C'est un problème bien singulier dont il est facile de voir toute la difficulté et tout l'intérêt. Il s'agit de déterminer sur une personne une modification psychologique très profonde et très nette d'une manière tout à fait expérimentale, au moment où on le désire, et de ramener ensuite cette personne à son état normal sans grands troubles. Cette modification ne doit pas être obtenue par des poisons capables de faire naître diverses ivresses ; il faut, d'après les principes, l'obtenir au moyen d'un fluide invisible, c'est-à-dire d'une manière immatérielle sans aucune violence extérieure et sans aucun poison. Les chercheurs qui avec une témérité invraisemblable se posent un problème pareil vont être forcés d'étudier l'état mental de leur sujet pour recon­naître la modification somnambulique quand elle se produira. Il va falloir noter scrupuleusement les actions, les paroles de ce sujet, déterminer son caractère, ses souvenirs, ses sensations. Les magnétiseurs vont prendre l'habitude d'écrire perpé­tuellement tout ce qu'ils observent pendant les séances, les moindres mots que prononce le sujet, les paroles que l'on dit devant lui.
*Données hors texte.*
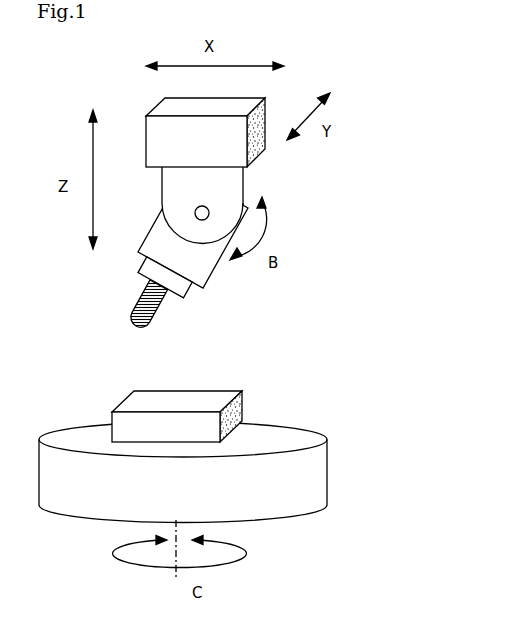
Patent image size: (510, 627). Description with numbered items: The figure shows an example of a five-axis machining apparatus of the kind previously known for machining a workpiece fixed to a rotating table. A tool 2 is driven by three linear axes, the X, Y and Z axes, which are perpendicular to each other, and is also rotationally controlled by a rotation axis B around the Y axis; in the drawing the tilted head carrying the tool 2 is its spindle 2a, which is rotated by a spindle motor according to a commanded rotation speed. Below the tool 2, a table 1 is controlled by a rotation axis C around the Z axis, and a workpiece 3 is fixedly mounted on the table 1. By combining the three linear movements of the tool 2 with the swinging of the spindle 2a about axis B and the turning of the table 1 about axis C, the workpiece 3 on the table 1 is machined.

The table 1 is at (327, 467).
The tool 2 is at (163, 305).
The spindle 2a is at (210, 275).
The workpiece 3 is at (112, 403).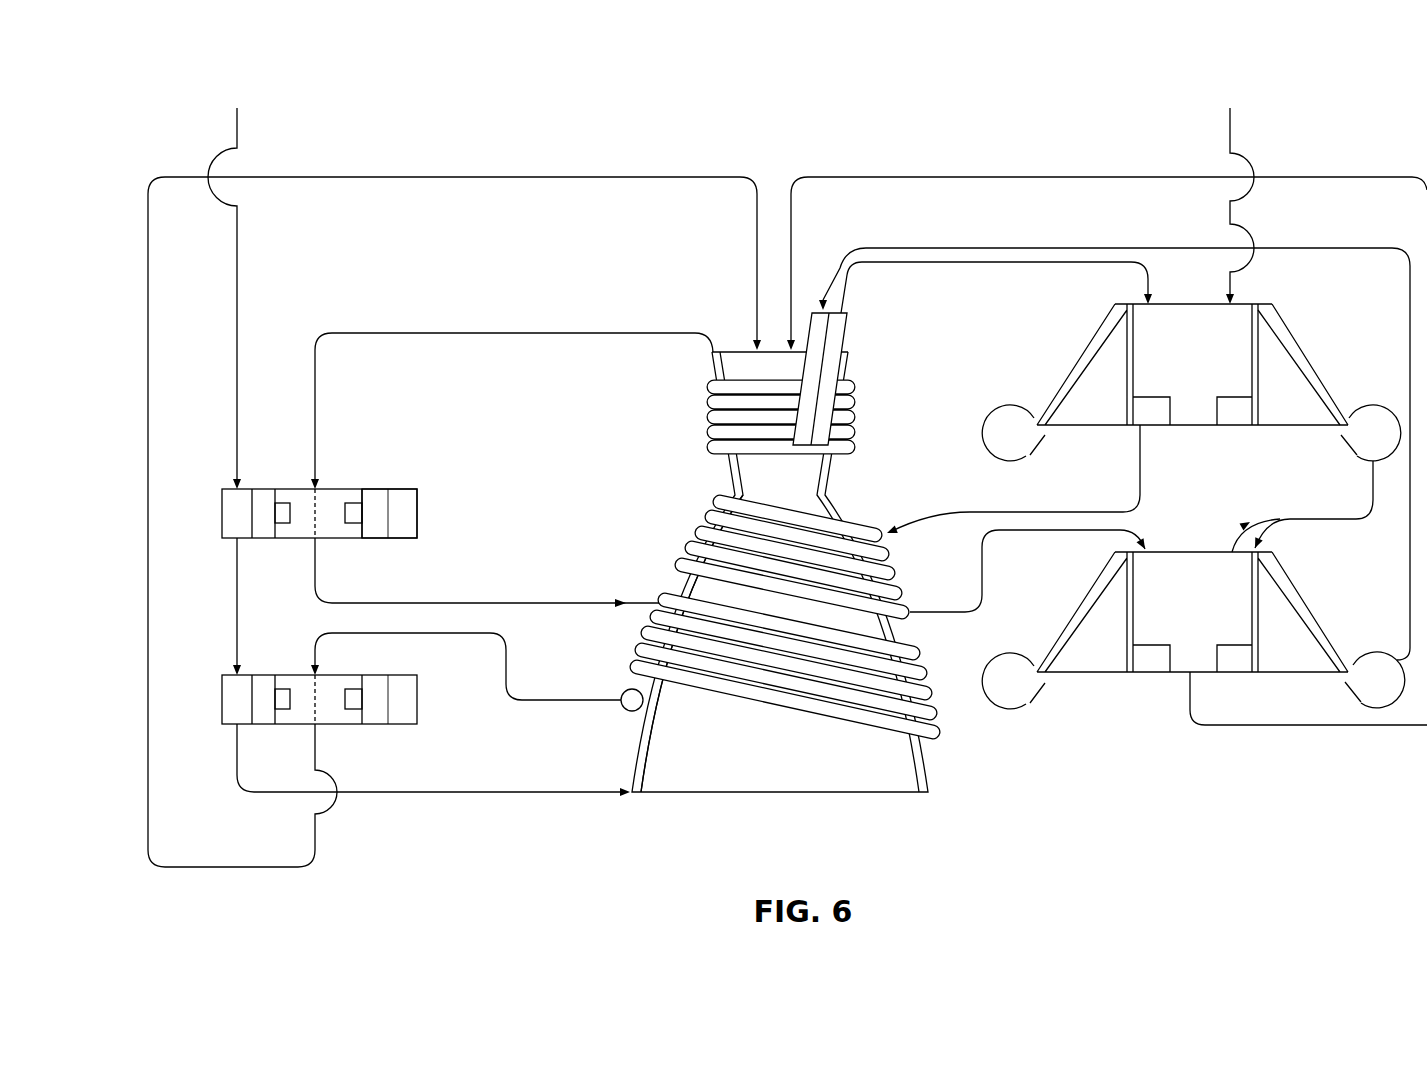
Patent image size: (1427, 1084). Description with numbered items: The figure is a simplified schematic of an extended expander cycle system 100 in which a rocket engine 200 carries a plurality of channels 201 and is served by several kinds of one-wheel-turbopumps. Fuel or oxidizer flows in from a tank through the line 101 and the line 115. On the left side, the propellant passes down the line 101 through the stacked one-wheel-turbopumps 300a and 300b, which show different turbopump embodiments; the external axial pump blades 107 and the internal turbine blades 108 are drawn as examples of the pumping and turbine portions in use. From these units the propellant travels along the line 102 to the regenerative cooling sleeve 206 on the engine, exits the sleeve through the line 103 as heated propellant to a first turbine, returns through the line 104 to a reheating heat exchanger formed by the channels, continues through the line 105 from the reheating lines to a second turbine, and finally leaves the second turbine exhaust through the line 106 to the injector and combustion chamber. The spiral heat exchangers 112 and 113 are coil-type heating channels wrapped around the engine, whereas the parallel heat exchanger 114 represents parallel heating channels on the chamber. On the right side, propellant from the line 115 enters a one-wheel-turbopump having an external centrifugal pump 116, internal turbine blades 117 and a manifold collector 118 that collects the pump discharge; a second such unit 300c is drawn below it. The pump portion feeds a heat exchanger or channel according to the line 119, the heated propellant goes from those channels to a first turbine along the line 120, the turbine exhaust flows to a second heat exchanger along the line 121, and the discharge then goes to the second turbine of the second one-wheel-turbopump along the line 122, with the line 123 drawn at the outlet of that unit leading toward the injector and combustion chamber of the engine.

The extended expander cycle system 100 is at (152, 149).
The line 101 is at (218, 374).
The line 102 is at (433, 781).
The line 103 is at (512, 411).
The line 104 is at (490, 572).
The line 105 is at (477, 681).
The line 106 is at (787, 507).
The external axial pump blades 107 is at (402, 519).
The internal turbine blades 108 is at (355, 503).
The spiral heat exchanger 112 is at (745, 690).
The spiral heat exchanger 113 is at (683, 565).
The parallel heat exchanger 114 is at (856, 382).
The line 115 is at (1237, 192).
The external centrifugal pump 116 is at (1307, 356).
The internal turbine blades 117 is at (1237, 413).
The manifold collector 118 is at (1378, 414).
The line 119 is at (1408, 533).
The line 120 is at (990, 264).
The line 121 is at (1013, 479).
The line 122 is at (1027, 571).
The outlet line 123 is at (1308, 712).
The rocket engine 200 is at (852, 756).
The channels 201 is at (908, 723).
The regenerative cooling sleeve 206 is at (636, 760).
The one-wheel-turbopump 300a is at (330, 492).
The one-wheel-turbopump 300b is at (290, 701).
The heat exchanger 300c is at (1093, 648).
Ce sont de minutieuses observations médicales et surtout des observations psychologiques prises sur une personne étudiée isolément. Les magnétiseurs vont être obligés également de chercher tous les moyens possibles pour transformer un état mental ; ils seront forcés d'étudier le rôle de l'émotion, de l'attention, de la fatigue. Quand on s'occupe perpétuellement du somnambulisme et de ses variations, on aura à se préoccuper de tous les accidents nerveux et mentaux qui avoisinent le somnam­bulisme, Les magnétiseurs ont été les premiers à bien connaître tous les accidents névropathiques et toutes les formes des crises nerveuses. Il y eut là pendant un demi-siècle tout un ensemble d'études qui ont amené la psychologie contemporaine. Ces deux recherches psychologiques et thérapeutiques déterminèrent un enthousiasme incroyable et le magnétisme animal eut vers 1840 une période de floraison et de succès qu'il ne faut pas oublier pour apprécier plus tard des mouvements d'enthou­siasme analogues mais bien plus restreints.